Closed form for $\sum_{n=0}^\infty\frac{\operatorname{Li}_{1/2}\left(-2^{-2^{-n}}\right)}{\sqrt{2^n}}$ Let
$$S=\sum_{n=0}^\infty\frac{\operatorname{Li}_{1/2}\left(-2^{-2^{-n}}\right)}{\sqrt{2^n}},\tag1$$
where $\operatorname{Li}_a(z)$ is the polylogarithm.

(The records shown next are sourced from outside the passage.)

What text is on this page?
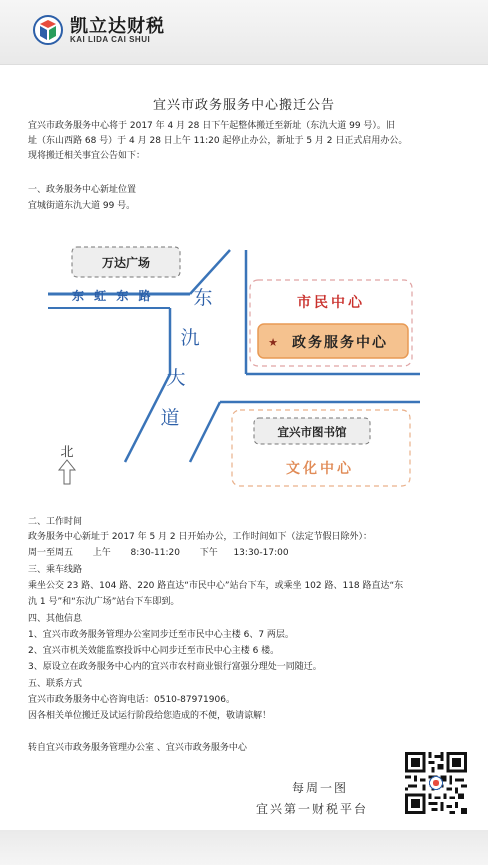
凯立达财税
KAI LIDA CAI SHUI
宜兴市政务服务中心搬迁公告
宜兴市政务服务中心将于 2017 年 4 月 28 日下午起整体搬迁至新址（东氿大道 99 号）。旧
址（东山西路 68 号）于 4 月 28 日上午 11:20 起停止办公，新址于 5 月 2 日正式启用办公。
现将搬迁相关事宜公告如下：
一、政务服务中心新址位置
宜城街道东氿大道 99 号。
万达广场
东 虹 东 路 东
氿
大
道
市民中心
★ 政务服务中心
宜兴市图书馆
文化中心
北
二、工作时间
政务服务中心新址于 2017 年 5 月 2 日开始办公，工作时间如下（法定节假日除外）：
周一至周五 上午 8:30-11:20 下午 13:30-17:00
三、乘车线路
乘坐公交 23 路、104 路、220 路直达“市民中心”站台下车，或乘坐 102 路、118 路直达“东
氿 1 号”和“东氿广场”站台下车即到。
四、其他信息
1、宜兴市政务服务管理办公室同步迁至市民中心主楼 6、7 两层。
2、宜兴市机关效能监察投诉中心同步迁至市民中心主楼 6 楼。
3、原设立在政务服务中心内的宜兴市农村商业银行富强分理处一同随迁。
五、联系方式
宜兴市政务服务中心咨询电话：0510-87971906。
因各相关单位搬迁及试运行阶段给您造成的不便，敬请谅解！
转自宜兴市政务服务管理办公室 、宜兴市政务服务中心
每周一图
宜兴第一财税平台
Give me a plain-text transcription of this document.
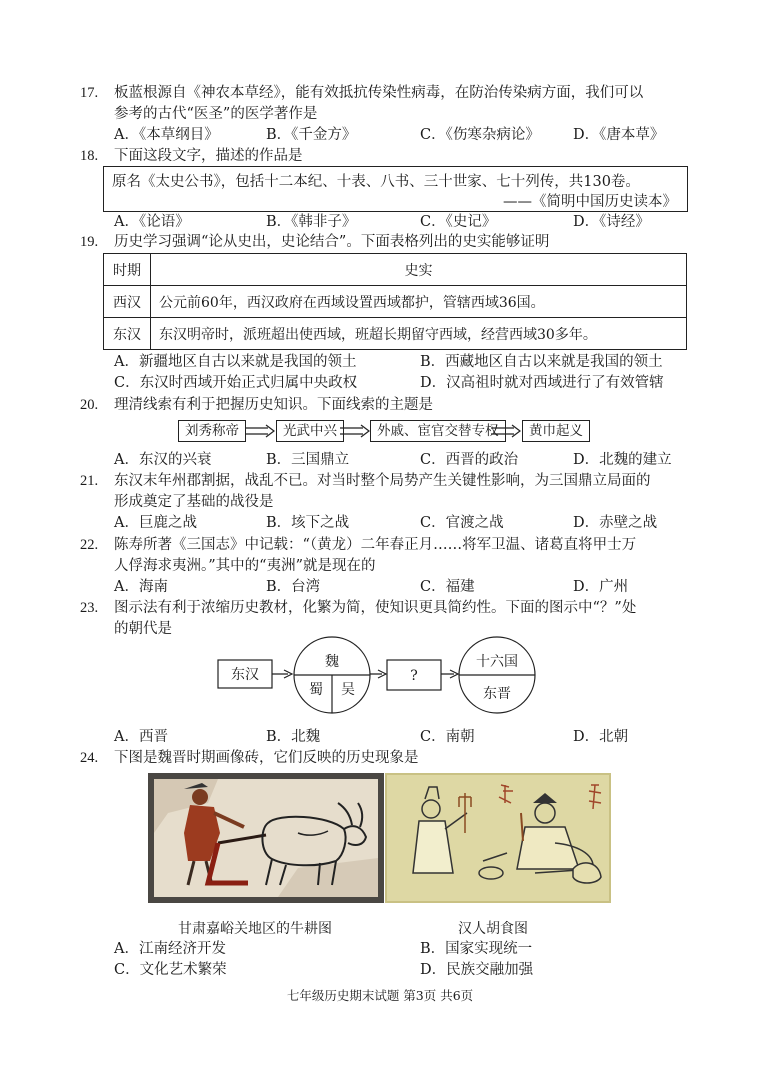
17. 板蓝根源自《神农本草经》，能有效抵抗传染性病毒，在防治传染病方面，我们可以
参考的古代“医圣”的医学著作是
A．《本草纲目》	B．《千金方》	C．《伤寒杂病论》 D．《唐本草》
18. 下面这段文字，描述的作品是
原名《太史公书》，包括十二本纪、十表、八书、三十世家、七十列传，共130卷。
——《简明中国历史读本》
A．《论语》	B．《韩非子》	C．《史记》	D．《诗经》
19. 历史学习强调“论从史出，史论结合”。下面表格列出的史实能够证明
时期	史实
西汉	公元前60年，西汉政府在西域设置西域都护，管辖西域36国。
东汉	东汉明帝时，派班超出使西域，班超长期留守西域，经营西域30多年。
A．新疆地区自古以来就是我国的领土	B．西藏地区自古以来就是我国的领土
C．东汉时西域开始正式归属中央政权	D．汉高祖时就对西域进行了有效管辖
20. 理清线索有利于把握历史知识。下面线索的主题是
刘秀称帝	光武中兴	外戚、宦官交替专权	黄巾起义
A．东汉的兴衰	B．三国鼎立	C．西晋的政治	D．北魏的建立
21. 东汉末年州郡割据，战乱不已。对当时整个局势产生关键性影响，为三国鼎立局面的
形成奠定了基础的战役是
A．巨鹿之战	B．垓下之战	C．官渡之战	D．赤壁之战
22. 陈寿所著《三国志》中记载：“（黄龙）二年春正月……将军卫温、诸葛直将甲士万
人俘海求夷洲。”其中的“夷洲”就是现在的
A．海南	B．台湾	C．福建	D．广州
23. 图示法有利于浓缩历史教材，化繁为简，使知识更具简约性。下面的图示中“？”处
的朝代是
东汉
魏
蜀 吴
?
十六国
东晋
A．西晋	B．北魏	C．南朝	D．北朝
24. 下图是魏晋时期画像砖，它们反映的历史现象是
甘肃嘉峪关地区的牛耕图	汉人胡食图
A．江南经济开发	B．国家实现统一
C．文化艺术繁荣	D．民族交融加强
七年级历史期末试题 第3页 共6页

For $a=1/2$ it can be represented as
$$\begin{align}\operatorname{Li}_{1/2}(z)&=\sum_{k=1}^\infty\frac{z^k}{\sqrt k}\tag2\\&=\int_0^\infty\frac z{\sqrt{\pi\,x}\ \left(e^x-z\right)}\,dx.\tag3\end{align}$$

How to find a closed-form expression for $S$?
 A: Result:
$$\boxed{\; S=\sqrt{2}\,\operatorname{Li}_{1/2}\left(\frac14\right)-\sqrt{\displaystyle\frac{\pi}{\ln 2}}\;}\tag{1}$$

Derivation:


*

*Let us denote
$$a_n=\frac{\operatorname{Li}_{1/2}\left(-2^{-2^{-n}}\right)}{2^{n/2}},
\qquad 
b_n=\frac{\operatorname{Li}_{1/2}\left(2^{-2^{-n}}\right)}{2^{n/2}}.$$
These quantities satisfy the recurrence relation
$$a_n+b_n=b_{n-1},\tag{2}$$
which follows from the identity
$$\sqrt{2}\,\operatorname{Li}_{1/2}\left(z^2\right)=
\operatorname{Li}_{1/2}\left(z\right)+\operatorname{Li}_{1/2}\left(-z\right).$$

*The relation (2) implies that
$$b_N+\sum_{n=0}^Na_n=b_{-1},$$
and therefore our series telescopes:
$$S=\sum_{n=0}^{\infty}a_n=b_{-1}-b_{\infty}.\tag{3}$$

*The polylogarithm asymptotics
$$\operatorname{Li}_{1/2}(x)\sim\frac{\sqrt{\pi}}{\sqrt{1-x}}\quad \text{as}\;\;
x\rightarrow 1^-,$$
implies that $\displaystyle b_{\infty}=\sqrt{\frac{\pi}{\ln 2}}$. Being combined with (3), this finally gives the above answer (which is further confirmed numerically).